Future You: Designing and Evaluating Multimodal AI-generated Digital Twins for Strengthening Future Self-Continuity
Constanze Albrecht, Chayapatr Archiwaranguprok, Rachel Poonsiriwong, Awu Chen, Peggy Yin, Monchai Lertsutthiwong, Kavin Winson, Hal Hershfield, Pattie Maes, Pat Pataranutaporn
TL;DR
This study investigates whether different modalities (text, voice, avatar) of AI-generated future selves affect Future Self-Continuity and well-being. Using a randomized trial (N=92) and Claude 4 as the conversational backbone, the authors compare three personalized modalities against a neutral control and also benchmark LLM quality against alternatives.
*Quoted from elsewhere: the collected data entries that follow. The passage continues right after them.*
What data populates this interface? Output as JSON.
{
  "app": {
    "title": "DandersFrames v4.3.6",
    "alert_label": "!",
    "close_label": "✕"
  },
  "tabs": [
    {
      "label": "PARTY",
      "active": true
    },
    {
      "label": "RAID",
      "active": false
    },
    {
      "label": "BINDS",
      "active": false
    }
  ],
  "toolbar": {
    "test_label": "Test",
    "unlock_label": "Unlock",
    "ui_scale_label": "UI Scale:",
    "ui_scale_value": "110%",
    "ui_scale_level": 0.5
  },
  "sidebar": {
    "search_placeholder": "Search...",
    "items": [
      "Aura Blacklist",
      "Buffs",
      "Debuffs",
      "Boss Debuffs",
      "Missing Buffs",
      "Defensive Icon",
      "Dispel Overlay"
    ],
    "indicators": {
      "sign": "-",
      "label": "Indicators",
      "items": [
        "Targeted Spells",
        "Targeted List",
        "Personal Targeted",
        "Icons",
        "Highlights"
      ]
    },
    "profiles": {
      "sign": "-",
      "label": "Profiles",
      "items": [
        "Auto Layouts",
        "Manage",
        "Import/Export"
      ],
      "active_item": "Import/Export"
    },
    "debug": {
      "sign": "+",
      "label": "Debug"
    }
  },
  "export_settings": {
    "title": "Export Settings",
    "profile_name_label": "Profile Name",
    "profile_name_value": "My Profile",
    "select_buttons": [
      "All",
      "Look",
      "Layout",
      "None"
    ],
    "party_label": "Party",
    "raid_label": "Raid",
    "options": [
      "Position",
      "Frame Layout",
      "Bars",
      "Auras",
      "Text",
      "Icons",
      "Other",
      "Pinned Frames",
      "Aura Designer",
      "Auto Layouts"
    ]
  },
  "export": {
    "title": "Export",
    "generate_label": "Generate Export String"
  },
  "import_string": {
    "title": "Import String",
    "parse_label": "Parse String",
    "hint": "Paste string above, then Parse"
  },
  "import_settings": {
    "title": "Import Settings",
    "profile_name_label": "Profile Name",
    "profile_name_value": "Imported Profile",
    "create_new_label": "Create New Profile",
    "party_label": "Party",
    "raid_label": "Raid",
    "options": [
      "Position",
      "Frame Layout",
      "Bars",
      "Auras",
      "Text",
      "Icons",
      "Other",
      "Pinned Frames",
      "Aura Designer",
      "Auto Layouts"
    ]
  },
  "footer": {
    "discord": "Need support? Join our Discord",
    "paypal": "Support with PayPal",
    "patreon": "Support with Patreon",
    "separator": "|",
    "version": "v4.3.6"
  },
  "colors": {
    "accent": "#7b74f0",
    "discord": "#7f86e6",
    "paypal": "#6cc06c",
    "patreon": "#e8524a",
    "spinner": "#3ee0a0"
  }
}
Findings show all personalized modalities robustly enhance FSC, hope, and motivation, with interaction quality (persuasiveness, realism, engagement) as a stronger predictor of outcomes than modality. While avatars produced the largest vividness gains, the results indicate that high-quality conversational AI can achieve comparable psychological benefits across modalities, informing scalable design principles for future-self interventions. The work also highlights ethical considerations around autonomy and narrative authorship as AI-mediated self-reflection becomes more prevalent.
Abstract
What if users could meet their future selves today? AI-generated future selves simulate meaningful encounters with a digital twin decades in the future. As AI systems advance, combining cloned voices, age-progressed facial rendering, and autobiographical narratives, a central question emerges: Does the modality of these future selves alter their psychological and affective impact? How might a text-based chatbot, a voice-only system, or a photorealistic avatar shape present-day decisions and our feeling of connection to the future? We report a randomized controlled study (N=92) evaluating three modalities of AI-generated future selves (text, voice, avatar) against a neutral control condition. We also report a systematic model evaluation between Claude 4 and three other Large Language Models (LLMs), assessing Claude 4 across psychological and interaction dimensions and establishing conversational AI quality as a critical determinant of intervention effectiveness. All personalized modalities strengthened Future Self-Continuity (FSC), emotional well-being, and motivation compared to control, with avatar producing the largest vividness gains, yet with no significant differences between formats. Interaction quality metrics, particularly persuasiveness, realism, and user engagement, emerged as robust predictors of psychological and affective outcomes, indicating that how compelling the interaction feels matters more than the form it takes. Content analysis found thematic patterns: text emphasized career planning, while voice and avatar facilitated personal reflection. Claude 4 outperformed ChatGPT 3.5, Llama 4, and Qwen 3 in enhancing psychological, affective, and FSC outcomes.